Back to the Future
By Mike R. Fraser, PhD
One of my favorite movies of the early 1980s is “Back to the Future.” I think most of you know the story in which Michael J. Fox’s character Marty McFly is transported to the past via an extraordinarily complicated and ridiculously tricked-out DeLorean created by the crazy Dr. Emmett Brown. Hilarious antics follow but the irony of the movie’s title is another key part of the movie. I have been thinking about the notion of “going back to the future” a lot lately. Last month I presented at the inaugural MCH Public Health Leadership Institute in Chapel Hill, N.C. I was asked to speak on the “future of MCH” and had a great time putting that presentation together and talking with a group of talented MCH leaders about the various trends and issues we can anticipate influencing MCH practice in the future. An important part of my presentation had to do with going “back to the future” – meaning the things that were part of MCH practice in the past are things that I think we will carry with us into the future, and in fact, in the future we may need to do more of them.

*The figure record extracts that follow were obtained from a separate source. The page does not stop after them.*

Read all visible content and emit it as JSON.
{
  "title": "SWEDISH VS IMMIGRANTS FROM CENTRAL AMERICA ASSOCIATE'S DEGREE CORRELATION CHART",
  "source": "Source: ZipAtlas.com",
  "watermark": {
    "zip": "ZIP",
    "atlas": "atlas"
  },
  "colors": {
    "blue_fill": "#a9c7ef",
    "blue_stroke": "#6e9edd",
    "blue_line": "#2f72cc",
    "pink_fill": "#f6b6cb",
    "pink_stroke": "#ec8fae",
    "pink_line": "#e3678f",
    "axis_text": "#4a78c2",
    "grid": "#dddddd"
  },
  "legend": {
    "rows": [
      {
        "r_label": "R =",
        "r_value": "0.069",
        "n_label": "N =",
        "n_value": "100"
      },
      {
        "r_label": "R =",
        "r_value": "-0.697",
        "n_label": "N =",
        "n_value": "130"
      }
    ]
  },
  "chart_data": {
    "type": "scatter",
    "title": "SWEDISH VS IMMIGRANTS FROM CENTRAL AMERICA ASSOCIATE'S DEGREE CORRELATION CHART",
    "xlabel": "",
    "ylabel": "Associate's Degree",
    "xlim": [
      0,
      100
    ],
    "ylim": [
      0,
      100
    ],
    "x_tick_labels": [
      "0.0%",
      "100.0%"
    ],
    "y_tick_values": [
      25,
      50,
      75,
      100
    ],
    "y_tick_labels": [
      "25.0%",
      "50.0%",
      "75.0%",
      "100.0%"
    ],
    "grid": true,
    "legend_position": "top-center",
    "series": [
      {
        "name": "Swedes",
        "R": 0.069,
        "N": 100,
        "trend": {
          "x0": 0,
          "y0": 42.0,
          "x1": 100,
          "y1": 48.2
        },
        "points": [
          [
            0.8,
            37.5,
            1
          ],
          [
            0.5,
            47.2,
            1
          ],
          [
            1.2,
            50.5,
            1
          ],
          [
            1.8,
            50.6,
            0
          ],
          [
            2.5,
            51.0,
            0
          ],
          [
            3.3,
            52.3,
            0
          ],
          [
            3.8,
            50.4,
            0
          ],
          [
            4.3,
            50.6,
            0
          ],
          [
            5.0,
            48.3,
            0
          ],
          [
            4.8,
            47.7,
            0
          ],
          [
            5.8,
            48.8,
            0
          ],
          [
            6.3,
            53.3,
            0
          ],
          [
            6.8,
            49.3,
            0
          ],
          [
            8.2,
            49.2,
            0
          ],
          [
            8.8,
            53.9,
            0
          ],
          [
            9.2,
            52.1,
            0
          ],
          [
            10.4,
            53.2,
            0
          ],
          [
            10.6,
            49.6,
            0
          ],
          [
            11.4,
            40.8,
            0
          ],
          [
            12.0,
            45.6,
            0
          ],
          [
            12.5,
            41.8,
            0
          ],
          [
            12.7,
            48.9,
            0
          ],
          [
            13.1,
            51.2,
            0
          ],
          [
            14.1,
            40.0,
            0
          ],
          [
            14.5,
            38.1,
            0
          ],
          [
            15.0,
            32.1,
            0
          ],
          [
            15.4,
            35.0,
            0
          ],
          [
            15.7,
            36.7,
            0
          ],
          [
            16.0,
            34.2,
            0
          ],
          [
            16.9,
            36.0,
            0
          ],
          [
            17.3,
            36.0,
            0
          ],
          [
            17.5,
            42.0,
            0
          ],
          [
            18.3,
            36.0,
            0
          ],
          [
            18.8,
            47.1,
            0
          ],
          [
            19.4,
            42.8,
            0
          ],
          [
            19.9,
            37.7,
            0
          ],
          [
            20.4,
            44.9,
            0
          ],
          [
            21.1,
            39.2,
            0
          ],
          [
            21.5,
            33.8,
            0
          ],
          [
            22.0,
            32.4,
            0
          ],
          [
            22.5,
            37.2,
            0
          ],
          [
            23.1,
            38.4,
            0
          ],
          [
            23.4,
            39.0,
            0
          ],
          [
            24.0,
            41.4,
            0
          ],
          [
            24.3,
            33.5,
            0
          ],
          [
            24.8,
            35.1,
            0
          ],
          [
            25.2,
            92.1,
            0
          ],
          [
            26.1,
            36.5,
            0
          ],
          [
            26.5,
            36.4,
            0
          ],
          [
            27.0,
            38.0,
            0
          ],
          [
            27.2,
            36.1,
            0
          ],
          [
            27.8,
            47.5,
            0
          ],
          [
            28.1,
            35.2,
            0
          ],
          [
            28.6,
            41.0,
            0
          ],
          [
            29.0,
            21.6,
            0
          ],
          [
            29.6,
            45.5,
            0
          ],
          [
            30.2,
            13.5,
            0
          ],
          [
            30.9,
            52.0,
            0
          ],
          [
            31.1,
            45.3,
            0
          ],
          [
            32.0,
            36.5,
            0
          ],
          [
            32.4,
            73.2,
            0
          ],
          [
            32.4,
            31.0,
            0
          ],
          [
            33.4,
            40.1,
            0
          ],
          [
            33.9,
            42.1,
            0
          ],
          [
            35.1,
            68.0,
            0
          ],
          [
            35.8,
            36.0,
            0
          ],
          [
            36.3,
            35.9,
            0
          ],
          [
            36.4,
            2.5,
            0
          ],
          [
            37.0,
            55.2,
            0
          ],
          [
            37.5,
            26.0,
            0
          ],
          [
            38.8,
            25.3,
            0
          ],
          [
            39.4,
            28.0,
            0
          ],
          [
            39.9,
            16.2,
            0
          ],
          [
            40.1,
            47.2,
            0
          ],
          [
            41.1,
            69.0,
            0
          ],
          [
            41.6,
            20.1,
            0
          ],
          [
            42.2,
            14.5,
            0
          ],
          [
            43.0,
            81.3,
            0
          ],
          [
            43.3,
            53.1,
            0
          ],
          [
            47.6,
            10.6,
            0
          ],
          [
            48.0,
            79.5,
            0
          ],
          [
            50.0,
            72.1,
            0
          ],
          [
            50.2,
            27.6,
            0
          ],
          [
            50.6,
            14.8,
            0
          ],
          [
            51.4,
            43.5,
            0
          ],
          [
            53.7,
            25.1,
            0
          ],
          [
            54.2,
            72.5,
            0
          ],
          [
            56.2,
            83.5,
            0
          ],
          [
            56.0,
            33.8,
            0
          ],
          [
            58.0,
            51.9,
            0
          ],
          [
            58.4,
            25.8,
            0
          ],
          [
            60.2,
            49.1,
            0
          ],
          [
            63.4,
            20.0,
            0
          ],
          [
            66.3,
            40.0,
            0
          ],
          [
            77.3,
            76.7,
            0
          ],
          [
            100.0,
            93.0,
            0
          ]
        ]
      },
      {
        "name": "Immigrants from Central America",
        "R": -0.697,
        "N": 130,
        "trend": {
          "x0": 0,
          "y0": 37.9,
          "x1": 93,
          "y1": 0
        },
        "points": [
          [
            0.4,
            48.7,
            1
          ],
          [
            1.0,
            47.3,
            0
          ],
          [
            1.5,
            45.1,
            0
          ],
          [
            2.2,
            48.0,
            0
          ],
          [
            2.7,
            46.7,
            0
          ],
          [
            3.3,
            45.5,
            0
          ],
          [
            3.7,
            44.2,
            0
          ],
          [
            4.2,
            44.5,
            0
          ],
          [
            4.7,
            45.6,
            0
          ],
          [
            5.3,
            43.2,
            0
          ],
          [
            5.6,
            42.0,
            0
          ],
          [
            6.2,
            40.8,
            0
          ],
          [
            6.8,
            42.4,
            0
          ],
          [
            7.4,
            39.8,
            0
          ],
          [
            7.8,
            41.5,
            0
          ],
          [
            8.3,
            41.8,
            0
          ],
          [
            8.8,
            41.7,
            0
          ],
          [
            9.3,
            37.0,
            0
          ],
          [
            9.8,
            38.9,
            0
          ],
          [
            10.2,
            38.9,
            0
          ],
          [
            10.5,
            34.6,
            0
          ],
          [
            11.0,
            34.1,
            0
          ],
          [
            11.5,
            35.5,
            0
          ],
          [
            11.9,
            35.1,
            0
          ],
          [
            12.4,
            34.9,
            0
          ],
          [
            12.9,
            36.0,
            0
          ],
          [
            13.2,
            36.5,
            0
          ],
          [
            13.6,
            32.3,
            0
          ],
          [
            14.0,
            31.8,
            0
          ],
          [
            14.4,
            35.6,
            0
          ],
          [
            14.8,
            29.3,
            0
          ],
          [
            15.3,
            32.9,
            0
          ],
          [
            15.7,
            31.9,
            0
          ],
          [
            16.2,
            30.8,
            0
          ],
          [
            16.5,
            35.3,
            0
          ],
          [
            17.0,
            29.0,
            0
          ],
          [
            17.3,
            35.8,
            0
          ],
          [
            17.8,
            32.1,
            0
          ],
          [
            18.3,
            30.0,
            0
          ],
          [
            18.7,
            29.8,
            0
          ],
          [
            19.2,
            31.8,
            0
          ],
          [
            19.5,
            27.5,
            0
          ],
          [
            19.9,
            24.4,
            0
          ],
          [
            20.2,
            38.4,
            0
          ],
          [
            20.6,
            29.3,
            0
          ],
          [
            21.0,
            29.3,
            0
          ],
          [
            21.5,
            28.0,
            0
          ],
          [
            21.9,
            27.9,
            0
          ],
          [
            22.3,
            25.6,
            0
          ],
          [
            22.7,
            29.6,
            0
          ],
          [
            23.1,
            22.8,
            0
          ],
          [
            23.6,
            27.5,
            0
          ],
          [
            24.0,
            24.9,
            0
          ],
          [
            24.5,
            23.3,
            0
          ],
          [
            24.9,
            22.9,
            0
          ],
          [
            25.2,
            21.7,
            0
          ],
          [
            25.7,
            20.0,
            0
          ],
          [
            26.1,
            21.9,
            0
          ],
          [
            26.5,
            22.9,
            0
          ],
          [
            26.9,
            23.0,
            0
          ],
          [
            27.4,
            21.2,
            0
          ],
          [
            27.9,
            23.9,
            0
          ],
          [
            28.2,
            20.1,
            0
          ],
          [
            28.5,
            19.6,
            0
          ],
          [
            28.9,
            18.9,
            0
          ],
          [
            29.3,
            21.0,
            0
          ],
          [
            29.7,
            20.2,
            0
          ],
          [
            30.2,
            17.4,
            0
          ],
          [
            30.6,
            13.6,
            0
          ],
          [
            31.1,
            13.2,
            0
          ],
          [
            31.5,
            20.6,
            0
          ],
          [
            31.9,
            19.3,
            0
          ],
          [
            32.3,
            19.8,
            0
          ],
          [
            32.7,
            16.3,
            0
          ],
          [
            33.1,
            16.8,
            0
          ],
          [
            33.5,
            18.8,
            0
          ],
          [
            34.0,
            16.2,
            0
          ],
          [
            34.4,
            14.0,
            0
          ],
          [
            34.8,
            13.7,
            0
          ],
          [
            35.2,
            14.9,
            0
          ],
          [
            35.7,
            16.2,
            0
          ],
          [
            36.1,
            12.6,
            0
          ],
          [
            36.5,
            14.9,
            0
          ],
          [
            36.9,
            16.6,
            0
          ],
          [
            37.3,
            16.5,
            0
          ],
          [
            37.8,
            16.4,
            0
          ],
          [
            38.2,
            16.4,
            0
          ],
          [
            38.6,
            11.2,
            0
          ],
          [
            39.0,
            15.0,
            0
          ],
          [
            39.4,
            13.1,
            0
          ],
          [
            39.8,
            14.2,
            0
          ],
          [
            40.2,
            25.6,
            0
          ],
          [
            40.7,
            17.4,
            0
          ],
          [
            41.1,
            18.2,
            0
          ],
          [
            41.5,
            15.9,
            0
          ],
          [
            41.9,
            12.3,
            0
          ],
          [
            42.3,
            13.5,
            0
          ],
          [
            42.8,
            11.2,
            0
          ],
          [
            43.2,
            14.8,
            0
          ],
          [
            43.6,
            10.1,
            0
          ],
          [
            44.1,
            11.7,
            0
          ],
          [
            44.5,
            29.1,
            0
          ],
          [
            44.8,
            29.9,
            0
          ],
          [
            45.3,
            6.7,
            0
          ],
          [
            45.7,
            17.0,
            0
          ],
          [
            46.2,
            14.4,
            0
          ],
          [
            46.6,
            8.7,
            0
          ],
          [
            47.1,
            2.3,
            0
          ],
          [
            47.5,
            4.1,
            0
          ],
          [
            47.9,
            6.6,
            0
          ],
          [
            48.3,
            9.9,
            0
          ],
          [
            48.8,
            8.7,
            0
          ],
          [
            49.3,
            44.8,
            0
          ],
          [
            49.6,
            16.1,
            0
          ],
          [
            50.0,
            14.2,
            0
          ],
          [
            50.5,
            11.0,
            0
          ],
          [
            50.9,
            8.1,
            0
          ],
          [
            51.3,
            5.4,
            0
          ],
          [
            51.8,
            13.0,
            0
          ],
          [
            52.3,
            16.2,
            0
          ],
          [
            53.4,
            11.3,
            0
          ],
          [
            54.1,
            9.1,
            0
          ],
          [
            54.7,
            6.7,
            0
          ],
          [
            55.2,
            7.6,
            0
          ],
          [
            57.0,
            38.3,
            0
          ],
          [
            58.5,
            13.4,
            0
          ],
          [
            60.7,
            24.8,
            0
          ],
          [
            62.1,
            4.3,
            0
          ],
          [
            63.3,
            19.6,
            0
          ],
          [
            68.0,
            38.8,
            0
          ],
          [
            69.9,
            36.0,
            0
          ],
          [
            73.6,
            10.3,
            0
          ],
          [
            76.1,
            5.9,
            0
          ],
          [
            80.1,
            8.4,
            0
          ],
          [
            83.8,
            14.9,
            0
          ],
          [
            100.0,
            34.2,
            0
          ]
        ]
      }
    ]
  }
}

Take home visitation for example. As Phyllis Sloyer’s column this month aptly describes, home visitation programs have been a core tactic in improving maternal and child health outcomes for many years. The two photos below demonstrate the “back to the future” nature of home visitation. The first photo is of a nurse visiting a Native American family in 1967. The second, more contemporary photo, shows a nurse visiting a family in 2009. With 42 years separating these two scenes we realize the timeless images of an MCH professional, in this case nurses, visiting families and building parenting and child development skills. This truly represents the “back to the future” nature of the new home visitation program established as a new section of Title V. How fitting that in this 75th Anniversary year of Title V we are indeed drawing on the rich legacy of home visitation and investing significant new resources in a tried and true strategy to improve maternal and child health outcomes.
As we look to the future of Title V and the MCH Services Block Grant, the new evidence-based home visitation program is certainly an exciting “back to the future” part of Title V. This issue of Pulse highlights some of the great work being done in the states in the area of home visitation and demonstrates how home visitation improves maternal and child health. As we continue our celebration of Title V’s past, let’s also be sure to acknowledge the future – and look to the new home visitation program and other new investments in maternal and child health as ways for us to look back in time to take what works and use it to improve the health of women, children, fathers and families in our future.